To exercise any of these rights, email privacy@checkpoint64.com. We will respond within one month (extendable by two further months for complex requests, in which case we will tell you within the first month). We may need to verify your identity before acting on a request.
You also have the right to complain to a data-protection authority. In the UK, that is the Information Commissioner's Office (ICO). In the EEA, you can complain to the supervisory authority in the member state where you live, work, or where the alleged infringement took place. We would, of course, prefer the chance to fix things first.
12. Children
The Service is not directed to children. We do not knowingly collect personal data from anyone under 16. If you believe a child has provided us with personal data, please contact privacy@checkpoint64.com and we will delete it.

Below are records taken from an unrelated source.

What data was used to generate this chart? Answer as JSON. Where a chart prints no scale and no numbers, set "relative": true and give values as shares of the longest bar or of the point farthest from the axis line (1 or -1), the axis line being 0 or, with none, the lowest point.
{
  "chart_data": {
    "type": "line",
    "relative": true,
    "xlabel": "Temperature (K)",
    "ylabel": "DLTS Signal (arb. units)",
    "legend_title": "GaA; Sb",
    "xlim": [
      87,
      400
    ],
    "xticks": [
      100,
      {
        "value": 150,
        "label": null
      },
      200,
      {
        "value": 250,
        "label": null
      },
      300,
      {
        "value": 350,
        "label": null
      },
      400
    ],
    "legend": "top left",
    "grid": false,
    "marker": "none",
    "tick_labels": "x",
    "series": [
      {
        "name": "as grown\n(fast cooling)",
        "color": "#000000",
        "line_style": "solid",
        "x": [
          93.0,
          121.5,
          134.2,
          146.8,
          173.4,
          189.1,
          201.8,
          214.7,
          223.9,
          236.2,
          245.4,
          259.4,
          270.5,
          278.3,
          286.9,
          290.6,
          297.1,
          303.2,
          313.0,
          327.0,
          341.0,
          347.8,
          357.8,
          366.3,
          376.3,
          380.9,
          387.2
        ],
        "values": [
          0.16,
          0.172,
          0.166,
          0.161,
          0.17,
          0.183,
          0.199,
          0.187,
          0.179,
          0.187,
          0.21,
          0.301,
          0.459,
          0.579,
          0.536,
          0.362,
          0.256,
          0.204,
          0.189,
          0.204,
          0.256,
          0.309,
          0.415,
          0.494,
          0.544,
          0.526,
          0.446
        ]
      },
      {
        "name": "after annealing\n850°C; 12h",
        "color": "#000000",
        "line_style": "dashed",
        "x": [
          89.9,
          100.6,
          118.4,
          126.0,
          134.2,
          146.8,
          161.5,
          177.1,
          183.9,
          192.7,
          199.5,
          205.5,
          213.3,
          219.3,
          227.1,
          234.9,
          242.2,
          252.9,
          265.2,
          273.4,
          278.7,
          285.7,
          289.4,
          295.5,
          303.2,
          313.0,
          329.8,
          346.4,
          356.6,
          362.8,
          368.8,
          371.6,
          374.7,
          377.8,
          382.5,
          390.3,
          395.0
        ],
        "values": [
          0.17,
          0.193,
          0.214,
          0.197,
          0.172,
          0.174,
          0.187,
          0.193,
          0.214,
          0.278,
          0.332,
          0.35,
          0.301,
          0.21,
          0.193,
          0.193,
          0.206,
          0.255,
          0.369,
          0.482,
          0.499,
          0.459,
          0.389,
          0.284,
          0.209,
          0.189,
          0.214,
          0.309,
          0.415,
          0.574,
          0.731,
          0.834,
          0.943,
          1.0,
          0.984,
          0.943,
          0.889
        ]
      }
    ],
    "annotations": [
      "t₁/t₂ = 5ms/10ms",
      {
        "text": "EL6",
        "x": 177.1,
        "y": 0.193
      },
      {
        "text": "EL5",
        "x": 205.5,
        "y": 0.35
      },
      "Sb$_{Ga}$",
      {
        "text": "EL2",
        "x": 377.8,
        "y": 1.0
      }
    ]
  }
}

13. Deletion and account closure
You can close your account and delete Your Content at any time from the account settings, or by emailing privacy@checkpoint64.com. Once you close your account:
- we will delete your account data within 180 days, except where Section 9 says we need to keep it longer;
- save-file blobs are removed from the content-addressed store within 30 days, allowing for backup rotation;
- billing and accounting records are retained for 7 years as required by UK law; and
- aggregated, anonymised analytics that contain no identifiers may be retained indefinitely.
14. Changes to this policy
We may update this Privacy Policy from time to time. When we do, we will revise the "Last updated" date at the top. If the changes are material, we will tell you by email or in-app notification before they take effect, and (where required) ask for your consent.
15. Contact and complaints
Privacy questions, data-subject requests, or anything else covered by this policy:
- Email: privacy@checkpoint64.com
- Postal address: [LEGAL ENTITY], [ADDRESS]
You can also complain to the Information Commissioner's Office at any time.